According to technical analysts or “chartists,” the second bottom tends to be rounded while the first tends to be distinct and sharp, simply because the first bottom is created at the maximum point of panic selling, while the second bottom is built—generally—by a slower process that occurs after traders who bought the first bottom get out (taking profits) and let the stock drift back to its previous low before longer-term investors slowly step in.
The pattern is complete when prices rise above the highest high in the formation. The highest high is termed the confirmation point.
Typically, a double bottom’s trading volume is greater on the left bottom than on the right.

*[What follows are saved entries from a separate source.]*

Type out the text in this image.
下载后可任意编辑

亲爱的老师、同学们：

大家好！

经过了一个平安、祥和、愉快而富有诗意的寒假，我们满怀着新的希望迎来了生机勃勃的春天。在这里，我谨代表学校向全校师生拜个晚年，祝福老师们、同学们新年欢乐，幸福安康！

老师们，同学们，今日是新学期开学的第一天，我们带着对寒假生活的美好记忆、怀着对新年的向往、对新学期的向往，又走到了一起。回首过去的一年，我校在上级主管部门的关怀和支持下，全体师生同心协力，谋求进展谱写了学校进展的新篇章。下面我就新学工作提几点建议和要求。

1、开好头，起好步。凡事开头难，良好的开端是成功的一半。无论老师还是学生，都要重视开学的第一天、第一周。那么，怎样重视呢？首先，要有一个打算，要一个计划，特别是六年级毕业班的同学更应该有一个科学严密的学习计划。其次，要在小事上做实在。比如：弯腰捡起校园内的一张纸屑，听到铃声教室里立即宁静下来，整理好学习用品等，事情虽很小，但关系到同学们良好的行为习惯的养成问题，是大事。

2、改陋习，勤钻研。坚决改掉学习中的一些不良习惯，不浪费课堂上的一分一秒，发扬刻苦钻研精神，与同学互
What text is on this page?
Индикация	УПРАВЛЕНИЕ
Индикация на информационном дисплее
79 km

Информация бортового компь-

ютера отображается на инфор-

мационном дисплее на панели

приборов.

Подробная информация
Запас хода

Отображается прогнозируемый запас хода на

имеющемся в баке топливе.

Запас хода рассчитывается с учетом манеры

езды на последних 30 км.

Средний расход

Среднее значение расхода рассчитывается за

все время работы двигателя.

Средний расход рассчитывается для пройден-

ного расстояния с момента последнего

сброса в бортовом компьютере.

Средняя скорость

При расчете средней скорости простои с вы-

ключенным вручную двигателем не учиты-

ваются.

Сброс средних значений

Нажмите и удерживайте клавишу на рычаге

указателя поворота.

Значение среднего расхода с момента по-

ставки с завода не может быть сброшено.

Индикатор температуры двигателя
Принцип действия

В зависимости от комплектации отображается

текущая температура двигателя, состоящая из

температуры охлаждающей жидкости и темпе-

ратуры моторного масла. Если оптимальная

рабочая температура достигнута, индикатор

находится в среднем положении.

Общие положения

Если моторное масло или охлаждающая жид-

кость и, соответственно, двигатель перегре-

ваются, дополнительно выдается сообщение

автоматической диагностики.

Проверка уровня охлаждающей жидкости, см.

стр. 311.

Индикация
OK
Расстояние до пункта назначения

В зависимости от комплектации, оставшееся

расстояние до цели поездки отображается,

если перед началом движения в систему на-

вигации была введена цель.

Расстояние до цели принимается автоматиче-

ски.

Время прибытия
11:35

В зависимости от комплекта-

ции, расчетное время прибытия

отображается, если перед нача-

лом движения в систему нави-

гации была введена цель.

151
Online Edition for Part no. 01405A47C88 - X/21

Volume usually peaks as the pattern hits its first low and is somewhat less when the second low is created. (If volume is not lower on the second low, beware; the stock is at risk of falling to even lower lows!) Volume increases again as the pattern completes, with buying power rushing in to push the stock through upward the confirmation point.
Why is a Double Bottom Chart Pattern Significant?
If accurately identified, the double bottom can signal an excellent entry opportunity for investors because it indicates that the stock has reached a crucial support level and is encountering difficulty moving lower. That implies that the stock has formed a low and is now positioned for an upward move. In today’s volatile market climate, it’s helpful to be able to identity that upward move in a stock.
How to Buy the Double Bottom
Traders who are adept at managing short-term risk can try to buy soon after they identify a potential double bottom. If they are right, they will soon take some quick profits, and if they are wrong, they will soon take a small loss as the stock falls below the false double bottom.
But investors who try to buy bottoms (just like investors who try to sell at tops) too often find that they have misjudged the strength of the trend and soon regret their hastiness. And if they are not adept at managing short-term risk, their losses can mount quickly after the double bottom fails.
Savvy investors, however, will be more patient when it comes to making use of the double bottom pattern. The savvy investor does not try to buy at the bottom; instead, he waits for the stock to pass the confirmation point, so that he can be certain (as certain as anything on Wall Street) that the double bottom is truly past and that the uptrend is truly in effect.
Keep that in mind as you assess stocks during this turbulent period for the market.